The real threat remains industrialization across the entire Northern Laramie Range

Thirteen months ago, in the Energy Edition of the Douglas Budget, we warned of the risk that uncontrolled industrial development in the Northern Laramie Range would turn Converse County into “an ‘eco-friendly’ version of West Virginia – in short, an impoverished, ‘green energy’ sacrifice zone”. Predictably, Wasatch Wind, in a letter to investors in the private equity firm backing it, scoffed at this notion.

Now, however, we’re beginning to understand how extensive this “sacrifice zone” will be. The Wasatch project is looking more and more like the first step in the total industrialization of the Northern Laramies:


  • Its current “Pioneer Wind Park” proposal would involve 62 turbines in two phases, but it has leased land that would accommodate more.

  • Wasatch’s representatives reportedly continue to shop this project for sale to investors as, potentially, a 1.5 gigawatt project, which is 1,000 1.5 mw turbines. This should come as no surprise, of course: When Wasatch initially applied for use of State land in the mountains, its “area of interest” extended across approximately 100,000 acres, from Muddy Mountain nearly to Laramie Peak, and its proposal then suggested the same 1.5 gigawatts of generating capacity. Since then, in the face of overwhelming public opposition, Wasatch has gone quiet about such an expansive – and destructive – possibility. But it is still alive, and the mountains remain unprotected.

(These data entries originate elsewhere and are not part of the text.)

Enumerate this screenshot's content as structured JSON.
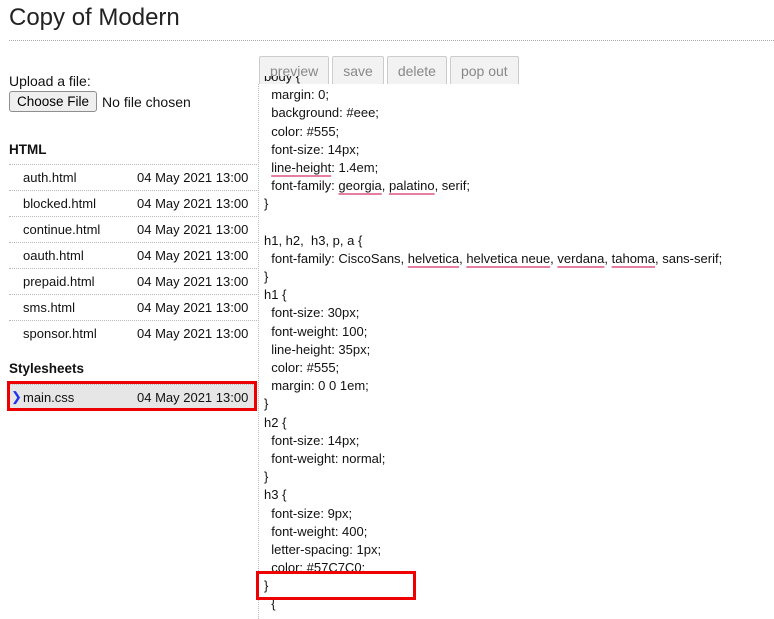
{
  "page": {
    "title": "Copy of Modern"
  },
  "upload": {
    "label": "Upload a file:",
    "button_label": "Choose File",
    "no_file_text": "No file chosen"
  },
  "html_section": {
    "heading": "HTML",
    "files": [
      {
        "name": "auth.html",
        "date": "04 May 2021 13:00"
      },
      {
        "name": "blocked.html",
        "date": "04 May 2021 13:00"
      },
      {
        "name": "continue.html",
        "date": "04 May 2021 13:00"
      },
      {
        "name": "oauth.html",
        "date": "04 May 2021 13:00"
      },
      {
        "name": "prepaid.html",
        "date": "04 May 2021 13:00"
      },
      {
        "name": "sms.html",
        "date": "04 May 2021 13:00"
      },
      {
        "name": "sponsor.html",
        "date": "04 May 2021 13:00"
      }
    ]
  },
  "stylesheets_section": {
    "heading": "Stylesheets",
    "files": [
      {
        "name": "main.css",
        "date": "04 May 2021 13:00",
        "selected": true
      }
    ]
  },
  "toolbar": {
    "preview": "preview",
    "save": "save",
    "delete": "delete",
    "pop_out": "pop out"
  },
  "editor": {
    "lines": [
      [
        {
          "t": "body {"
        }
      ],
      [
        {
          "t": "  margin: 0;"
        }
      ],
      [
        {
          "t": "  background: #eee;"
        }
      ],
      [
        {
          "t": "  color: #555;"
        }
      ],
      [
        {
          "t": "  font-size: 14px;"
        }
      ],
      [
        {
          "t": "  "
        },
        {
          "t": "line-height",
          "sq": true
        },
        {
          "t": ": 1.4em;"
        }
      ],
      [
        {
          "t": "  font-family: "
        },
        {
          "t": "georgia",
          "sq": true
        },
        {
          "t": ", "
        },
        {
          "t": "palatino",
          "sq": true
        },
        {
          "t": ", serif;"
        }
      ],
      [
        {
          "t": "}"
        }
      ],
      [
        {
          "t": ""
        }
      ],
      [
        {
          "t": "h1, h2,  h3, p, a {"
        }
      ],
      [
        {
          "t": "  font-family: CiscoSans, "
        },
        {
          "t": "helvetica",
          "sq": true
        },
        {
          "t": ", "
        },
        {
          "t": "helvetica neue",
          "sq": true
        },
        {
          "t": ", "
        },
        {
          "t": "verdana",
          "sq": true
        },
        {
          "t": ", "
        },
        {
          "t": "tahoma",
          "sq": true
        },
        {
          "t": ", sans-serif;"
        }
      ],
      [
        {
          "t": "}"
        }
      ],
      [
        {
          "t": "h1 {"
        }
      ],
      [
        {
          "t": "  font-size: 30px;"
        }
      ],
      [
        {
          "t": "  font-weight: 100;"
        }
      ],
      [
        {
          "t": "  line-height: 35px;"
        }
      ],
      [
        {
          "t": "  color: #555;"
        }
      ],
      [
        {
          "t": "  margin: 0 0 1em;"
        }
      ],
      [
        {
          "t": "}"
        }
      ],
      [
        {
          "t": "h2 {"
        }
      ],
      [
        {
          "t": "  font-size: 14px;"
        }
      ],
      [
        {
          "t": "  font-weight: normal;"
        }
      ],
      [
        {
          "t": "}"
        }
      ],
      [
        {
          "t": "h3 {"
        }
      ],
      [
        {
          "t": "  font-size: 9px;"
        }
      ],
      [
        {
          "t": "  font-weight: 400;"
        }
      ],
      [
        {
          "t": "  letter-spacing: 1px;"
        }
      ],
      [
        {
          "t": "  color: #57C7C0;"
        }
      ],
      [
        {
          "t": "}"
        }
      ],
      [
        {
          "t": "  {"
        }
      ]
    ]
  },
  "colors": {
    "highlight": "#e00000",
    "selected_row": "#e6e6e6",
    "squiggle": "#e57fa0",
    "selection_marker": "#2233ee"
  }
}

  • Wasatch can get away with touting such a large potential development because it is prepared to “game” the regulatory system that ordinarily prevents large-scale projects from pushing high-cost wind power onto consumers. Federal law specifies that “qualifying” small wind facilities – those below 80 mw - can force public utilities to buy power from them. Wasatch’s project – even at this first stage – is larger than the maximum size, so last summer it “self-certified” to the Federal Energy Regulatory Commission that the “Pioneer Wind Park” actually is two projects, each small enough to force Rocky Mountain Power to buy the output. Ironically, Rocky Mountain Power now is challenging exactly this kind of gaming before the Idaho Public Utility Commission, but in Wyoming seems willing to acquiesce in it.

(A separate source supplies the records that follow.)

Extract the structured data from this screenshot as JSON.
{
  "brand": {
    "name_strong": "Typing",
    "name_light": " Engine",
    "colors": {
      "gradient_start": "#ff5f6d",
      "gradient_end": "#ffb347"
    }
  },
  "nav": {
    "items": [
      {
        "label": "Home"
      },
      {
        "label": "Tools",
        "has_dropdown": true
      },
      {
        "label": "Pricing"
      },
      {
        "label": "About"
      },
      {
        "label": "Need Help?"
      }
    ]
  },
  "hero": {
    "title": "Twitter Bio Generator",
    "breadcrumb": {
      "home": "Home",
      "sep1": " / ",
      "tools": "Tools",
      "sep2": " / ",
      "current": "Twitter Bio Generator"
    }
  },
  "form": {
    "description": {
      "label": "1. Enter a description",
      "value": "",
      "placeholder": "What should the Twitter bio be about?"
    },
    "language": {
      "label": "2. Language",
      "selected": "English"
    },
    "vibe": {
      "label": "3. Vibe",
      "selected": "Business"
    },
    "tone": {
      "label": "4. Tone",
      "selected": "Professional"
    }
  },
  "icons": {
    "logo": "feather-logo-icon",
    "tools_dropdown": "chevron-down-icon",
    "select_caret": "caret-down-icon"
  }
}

  • Meanwhile, extensive additional infrastructure is in the works. Gridflex Energy, LLC, with offices in Boise, Idaho, has filed a Preliminary Permit Application with the Federal Energy Regulatory Commission (Docket #P-13862) for its planned Deer Creek Pumped Storage Project. Its proposal is to dam Deer Creek to create a reservoir that could drain to generate hydropower at times that wind turbines aren’t turning, them pump the water back up when wind energy is back on the grid. Not surprisingly, the boundaries of the Deer Creek Pumped Storage Project border Wasatch Wind's Pioneer Wind Park project boundary.

Under these circumstances, it by no means is clear that the Wasatch application in either the Converse County Board or the Wyoming Industrial Siting Council conveys the whole story – reasonable care on the part of these officials would suggest they defer considering this application until they have the full story.

Converse County commissioners still could act in the public interest, and to preserve the rights of neighbors and the community in the existing land uses protected by law.

As everyone in Converse County knows by now, public opposition to this kind of development in the mountains is overwhelming and has been expressed on multiple occasions:


  • In more than 900 citizen petitions;

  • In the defeat in the 2010 elections of Converse County candidates supporting
    industrial wind development in the mountains;

  • In the Clarion Associates survey commissioned by Converse County last fall;

  • In NLRA’s all-households poll in December, which showed 70%+ opposition to
    the Wasatch project;

  • In massive attendance at hearings by citizens opposed to industrialization in the
    mountains.

It is equally obvious, and will become even clearer in the course of the coming hearings, that the property values and land uses of landowners neighboring this development – their “quiet enjoyment” of their property – are the rights truly at risk as a result of this development.

Even so, a majority of the board of County Commissioners has voted repeatedly against land use regulation that would protect the mountains. The reason the majority gives, of
course, is the “private property rights” of pro-wind landholders to host this intrusive industrial development regardless of its impact on neighbors or the public as a whole.

The simple fact, however is that there is no such legal “right” to pursue a contemplated development: As recently as February 4 this year, the Wyoming Supreme Court reiterated, in Sheridan County v. Gold, that there is “a vested property right only in existing land uses, and not in prospective land uses”, and that it could find “no authority that suggests a property owner has a vested property right in a contemplated development...” (emphasis supplied). The Court quoted from an earlier federal case the “general rule that a property owner has no vested right (which will withstand a later zoning regulation) in a development which is merely contemplated.”

The simple fact is that the Converse County commissioners still can act in the interests of the overwhelming majority of County citizens to protect the mountains from the kind of large-scale industrial development new being proposed. In fact, the law strongly suggests that, if they fail to do so, neighboring landowners and perhaps others, with vested rights in existing uses, will be the ones whose rights are trampled.